KAHRAMANMARAŞ İDARE MAHKEMESİ: 28.5.2018 gün ve E:2018/382 sayı ile, Kahramanmaraş İli, Elbistan İlçesi, Köprübaşı Mahallesi sınırları içerisinde kalan 367 ada 4 parsel sayılı, kerpiç ev ve bahçe niteliğindeki taşınmazın hisseli malikleri olan davacıların, davalı idarece kamulaştırmasız el atıldığından bahisle geriye dönük 5 yıllık ecrimisil bedelinin tazmini istemiyle açılan iş bu davanın görüm ve çözüm yerinin Adli Yargıda açılan alacak davası ile mümkün olduğu gerekçesiyle 2247 sayılı Uyuşmazlık Mahkemesi’nin Kuruluş ve İşleyişi Hakkında Kanunun 19. maddesi uyarınca, görevli yargı yerinin belirlenmesi için dosyanın ve Elbistan 2. Asliye Hukuk Mahkemesinin 2016/482 esas sayılı dosyasının Uyuşmazlık Mahkemesi’ne gönderilmesinevedosya incelemesinin bu konuda Uyuşmazlık Mahkemesi’nce karar verilinceye kadar ertelenmesine karar vermiştir.

İNCELEME VE GEREKÇE:

Uyuşmazlık Mahkemesi'nin, Hicabi DURSUN’un Başkanlığında, Üyeler: Şükrü BOZER, Mehmet AKSU, Birol SONER, Süleyman Hilmi AYDIN, Aydemir TUNÇ ve Nurdane TOPUZ'un katılımlarıyla yapılan 22.10.2018 günlü toplantısında:

 

l-İLK İNCELEME: Dosya üzerinde 2247 sayılı Yasa’nın 27. maddesi uyarınca yapılan incelemeye göre; İdare Mahkemesince, idari yargı dosyası ile birlikte adli yargı dosyası da temin edilmek sureti ile 2247 sayılı Yasa’nın 19. maddesinde öngörülen şekilde başvurulduğu ve usule ilişkin herhangi bir noksanlık bulunmadığı anlaşıldığından, adli ve idari yargı yerleri arasında doğan görev uyuşmazlığının esasının incelenmesine oy birliği ile karar verildi.
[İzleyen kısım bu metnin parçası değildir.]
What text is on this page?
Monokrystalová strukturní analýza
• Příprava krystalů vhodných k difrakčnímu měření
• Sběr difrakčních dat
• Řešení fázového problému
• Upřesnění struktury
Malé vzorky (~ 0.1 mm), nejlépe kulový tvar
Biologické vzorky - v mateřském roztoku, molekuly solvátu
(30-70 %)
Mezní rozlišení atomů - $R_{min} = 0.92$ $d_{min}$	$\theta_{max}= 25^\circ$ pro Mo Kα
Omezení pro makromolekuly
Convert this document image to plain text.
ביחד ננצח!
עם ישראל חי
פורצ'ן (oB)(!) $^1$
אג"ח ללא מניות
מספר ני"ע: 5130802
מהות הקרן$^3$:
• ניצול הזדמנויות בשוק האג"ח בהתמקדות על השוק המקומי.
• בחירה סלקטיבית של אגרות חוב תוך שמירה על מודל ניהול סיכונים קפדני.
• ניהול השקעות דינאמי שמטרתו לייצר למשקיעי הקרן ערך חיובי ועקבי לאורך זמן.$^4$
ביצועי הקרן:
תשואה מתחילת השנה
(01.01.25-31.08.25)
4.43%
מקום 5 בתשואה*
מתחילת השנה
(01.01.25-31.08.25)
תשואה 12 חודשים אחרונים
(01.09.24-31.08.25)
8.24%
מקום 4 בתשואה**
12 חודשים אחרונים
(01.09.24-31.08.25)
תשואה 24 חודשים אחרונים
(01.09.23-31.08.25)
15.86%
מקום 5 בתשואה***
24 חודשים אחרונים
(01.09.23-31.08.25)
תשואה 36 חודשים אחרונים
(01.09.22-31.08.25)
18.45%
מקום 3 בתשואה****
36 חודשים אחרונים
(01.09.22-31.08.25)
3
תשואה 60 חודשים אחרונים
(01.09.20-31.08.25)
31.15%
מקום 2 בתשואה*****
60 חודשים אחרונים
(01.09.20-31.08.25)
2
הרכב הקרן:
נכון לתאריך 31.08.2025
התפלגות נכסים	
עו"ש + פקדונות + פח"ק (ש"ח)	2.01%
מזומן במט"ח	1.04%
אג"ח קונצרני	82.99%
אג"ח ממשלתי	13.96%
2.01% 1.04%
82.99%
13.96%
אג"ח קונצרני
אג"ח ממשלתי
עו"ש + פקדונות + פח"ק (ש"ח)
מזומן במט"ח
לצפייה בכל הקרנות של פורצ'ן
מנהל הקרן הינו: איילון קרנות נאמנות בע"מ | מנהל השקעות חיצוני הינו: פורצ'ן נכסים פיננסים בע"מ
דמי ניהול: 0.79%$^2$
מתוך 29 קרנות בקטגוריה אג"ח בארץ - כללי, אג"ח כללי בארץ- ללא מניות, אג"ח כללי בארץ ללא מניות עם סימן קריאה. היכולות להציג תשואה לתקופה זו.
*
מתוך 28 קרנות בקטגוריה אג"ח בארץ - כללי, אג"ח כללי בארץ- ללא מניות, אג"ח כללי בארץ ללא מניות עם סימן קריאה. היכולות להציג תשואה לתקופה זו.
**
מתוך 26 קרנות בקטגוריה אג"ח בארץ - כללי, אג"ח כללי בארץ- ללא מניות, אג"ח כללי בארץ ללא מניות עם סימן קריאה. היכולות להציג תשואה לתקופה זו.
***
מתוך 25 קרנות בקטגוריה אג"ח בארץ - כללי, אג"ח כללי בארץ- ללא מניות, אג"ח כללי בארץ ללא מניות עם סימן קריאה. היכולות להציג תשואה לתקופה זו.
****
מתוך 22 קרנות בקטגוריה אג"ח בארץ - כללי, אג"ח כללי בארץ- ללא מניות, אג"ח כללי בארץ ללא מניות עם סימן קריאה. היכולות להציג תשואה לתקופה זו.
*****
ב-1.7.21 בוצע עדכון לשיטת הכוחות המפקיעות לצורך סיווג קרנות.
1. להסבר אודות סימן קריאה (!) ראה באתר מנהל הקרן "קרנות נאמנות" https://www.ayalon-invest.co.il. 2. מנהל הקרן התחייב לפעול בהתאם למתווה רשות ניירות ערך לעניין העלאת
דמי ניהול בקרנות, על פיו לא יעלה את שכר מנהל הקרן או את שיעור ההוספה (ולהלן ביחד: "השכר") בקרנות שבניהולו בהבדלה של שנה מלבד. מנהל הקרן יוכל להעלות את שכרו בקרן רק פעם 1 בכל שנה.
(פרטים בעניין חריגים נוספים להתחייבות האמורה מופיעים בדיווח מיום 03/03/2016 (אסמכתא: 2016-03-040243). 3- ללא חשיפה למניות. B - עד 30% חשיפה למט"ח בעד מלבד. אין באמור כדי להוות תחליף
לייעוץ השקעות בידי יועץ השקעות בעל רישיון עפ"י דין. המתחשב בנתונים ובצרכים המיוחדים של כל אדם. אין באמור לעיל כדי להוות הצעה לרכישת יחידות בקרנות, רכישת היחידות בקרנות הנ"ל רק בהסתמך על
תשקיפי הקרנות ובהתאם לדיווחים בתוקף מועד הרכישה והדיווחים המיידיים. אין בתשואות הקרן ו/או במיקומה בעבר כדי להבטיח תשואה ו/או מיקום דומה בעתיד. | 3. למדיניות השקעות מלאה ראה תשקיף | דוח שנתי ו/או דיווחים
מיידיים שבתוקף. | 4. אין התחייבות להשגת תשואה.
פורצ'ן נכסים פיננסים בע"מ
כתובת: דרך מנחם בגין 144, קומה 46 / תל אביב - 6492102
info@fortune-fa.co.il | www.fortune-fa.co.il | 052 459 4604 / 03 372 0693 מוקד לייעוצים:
  II-ESASIN İNCELENMESİ: Raportör-Hakim Gülşen AKAR PEHLİVAN’ın, davanın çözümünde idari yargının görevli olduğu yolundaki raporu ile dosyadaki belgeler okunduktan; ilgili Başsavcılarca görevlendirilen Yargıtay Cumhuriyet Savcısı Halil İbrahim ÇİFTÇİ ile Danıştay Savcısı Yakup BAL’ın davada idari yargının görevli olduğu yolundaki sözlü açıklamaları da dinlendikten sonra GEREĞİ GÖRÜŞÜLÜP DÜŞÜNÜLDÜ:

Dava, Kahramanmaraş İli, Elbistan İlçesi, Köprübaşı Mahallesi sınırları içerisinde kalan 367 ada 4 parsel sayılı, kerpiç ev ve bahçe niteliğindeki taşınmazın hisseli malikleri olan davacıların, davalı idarece 15.01.2010 tarihinde taşınmaza korunması gerekli kültür varlığı şerhi konulmak suretiyle kamulaştırmasız el atıldığından bahisle her bir davacı için 3.000,00'er TL geriye dönük beş yıllık ecrimisil bedelinin Elbistan 2. Asliye Hukuk Mahkemesinde açılan dava tarihi olan 29.11.2016 tarihinden itibaren isleyecek yasal faiziyle birlikte tazminine karar verilmesi istemiyle açılmıştır.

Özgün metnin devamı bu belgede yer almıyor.